IT hiring slowing down
Recruiters forecast the IT jobs market will slump 12 per cent this month.
Australia’s biggest IT recruitment company Peoplebank surveys its top 50 clients on hiring plans for contract and permanent staff each month.
“The market is down 12 per cent from August to November and there is a modest decline from October to November, but it is not substantial,” Peoplebank chief executive officer Peter Acheson said.
The survey found the strongest sectors for IT hiring were resources and engineering.
“The professional services sector is also continuing to be pretty strong,” Mr Acheson said. The utilities sector was another solid hirer due to smart-grid projects in NSW and Victoria, with good activity also in telecommunications.
The survey found resources-driven states such as Western Australia continued to out-perform the rest of the country.
“In fact, it is exhibiting all the signs of an increasingly tight candidate market such as counter offers,” Mr Acheson said.
There had been a decline in demand in NSW and Victoria, the survey found. “This is consistent with the fact that we are in this two-speed economy economists talk about,” Mr Acheson said.
He said most states showed a trend towards contracting, with NSW the exception favouring permanent.

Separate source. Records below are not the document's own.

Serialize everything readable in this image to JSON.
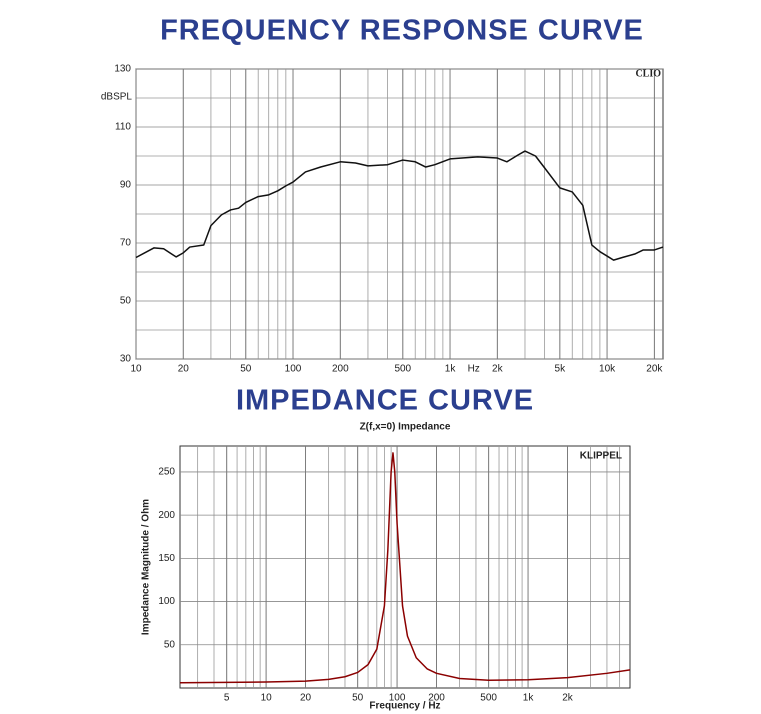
{
  "chart_data": [
    {
      "type": "line",
      "heading": "FREQUENCY RESPONSE CURVE",
      "ylabel": "dBSPL",
      "brand": "CLIO",
      "xlabel": "Hz",
      "xlog": true,
      "grid": true,
      "xlim": [
        10,
        22700
      ],
      "ylim": [
        30,
        130
      ],
      "xticks": [
        10,
        20,
        50,
        100,
        200,
        500,
        {
          "value": 1000,
          "label": "1k"
        },
        {
          "value": 2000,
          "label": "2k"
        },
        {
          "value": 5000,
          "label": "5k"
        },
        {
          "value": 10000,
          "label": "10k"
        },
        {
          "value": 20000,
          "label": "20k"
        }
      ],
      "yticks": [
        30,
        50,
        70,
        90,
        110,
        130
      ],
      "series": [
        {
          "color": "#111111",
          "x": [
            10,
            13,
            15,
            18,
            20,
            22,
            27,
            30,
            35,
            40,
            45,
            50,
            60,
            70,
            80,
            90,
            100,
            120,
            150,
            200,
            250,
            300,
            400,
            500,
            600,
            700,
            800,
            1000,
            1500,
            2000,
            2300,
            2700,
            3000,
            3500,
            4000,
            5000,
            6000,
            7000,
            8000,
            9000,
            10000,
            11000,
            12500,
            15000,
            17000,
            20000,
            22700
          ],
          "values": [
            65,
            68.3,
            68,
            65.2,
            66.6,
            68.6,
            69.3,
            76,
            79.7,
            81.4,
            82,
            84,
            86,
            86.6,
            88,
            89.7,
            91,
            94.5,
            96.2,
            98,
            97.6,
            96.6,
            97,
            98.6,
            98,
            96.2,
            97,
            99,
            99.7,
            99.3,
            98,
            100.3,
            101.7,
            100,
            95.9,
            89,
            87.6,
            83,
            69.3,
            67,
            65.5,
            64.1,
            65,
            66.2,
            67.6,
            67.6,
            68.6
          ]
        }
      ]
    },
    {
      "type": "line",
      "heading": "IMPEDANCE CURVE",
      "title": "Z(f,x=0) Impedance",
      "xlabel": "Frequency / Hz",
      "ylabel": "Impedance Magnitude / Ohm",
      "brand": "KLIPPEL",
      "xlog": true,
      "grid": true,
      "xlim": [
        2.2,
        6000
      ],
      "ylim": [
        0,
        280
      ],
      "xticks": [
        5,
        10,
        20,
        50,
        100,
        200,
        500,
        {
          "value": 1000,
          "label": "1k"
        },
        {
          "value": 2000,
          "label": "2k"
        }
      ],
      "yticks": [
        50,
        100,
        150,
        200,
        250
      ],
      "series": [
        {
          "color": "#8b0000",
          "x": [
            2.2,
            5,
            10,
            20,
            30,
            40,
            50,
            60,
            70,
            80,
            85,
            90,
            93,
            96,
            100,
            110,
            120,
            140,
            170,
            200,
            300,
            500,
            1000,
            2000,
            4000,
            6000
          ],
          "values": [
            6,
            6.5,
            7,
            8,
            10,
            13,
            18,
            27,
            45,
            95,
            160,
            250,
            272,
            250,
            190,
            95,
            60,
            35,
            22,
            17,
            11,
            9,
            9.5,
            12,
            17,
            21
          ]
        }
      ]
    }
  ]
}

Mr Acheson said across all sectors resources, engineering and IT showed positive hiring intentions.
Spark Recruitment director Luke Singleton said while hiring activity was consistent, it was far from buoyant.
“The commercial and ICT sectors are relatively active in their hiring,” he said. “Job flows were significantly down in September and remain subdued in October. Our prediction is that it will remain reserved for the remainder of the financial year.
It is most definitely the quietest it has been in the last 12 months.” Balance Recruitment managing director Paul Foster said there had been a pause in the market due to global economic concerns affecting local business confidence.
“So far most of the softening has come at the senior, strategic end of the market, but these things tend to eventually have a knock-on effect across the entire sector.”
In other data, the Peoplebank Intermedium Federal ICT Labour Hire Index, released this week, grew by 23 per cent over the first six months of the year.
“The federal government hiring in terms of contractor labour has been at the highest levels since late 2006,” Mr Acheson said. The research showed increased demand for leading-edge technology skills, including in the Microsoft suite, as well as for project managers and contractors with business intelligence skills.
The Peoplebank Intermedium Index found the government’s spending on ICT contractors had jumped from $626 million in (2008-09) to $804m in 2010-11. The average value of contracts in 2010-11 was $124,396 compared with $119,870 in 2008-09.
Mr Acheson said contractors were being lured to Canberra by attractive projects such as the major centralisation within Department of Human Services agencies.
“Federal government projects typically are not short term — they are major projects that take a number of years,” he said. “So you could be pretty confident that if you are working on one of those, that the next few years look good.”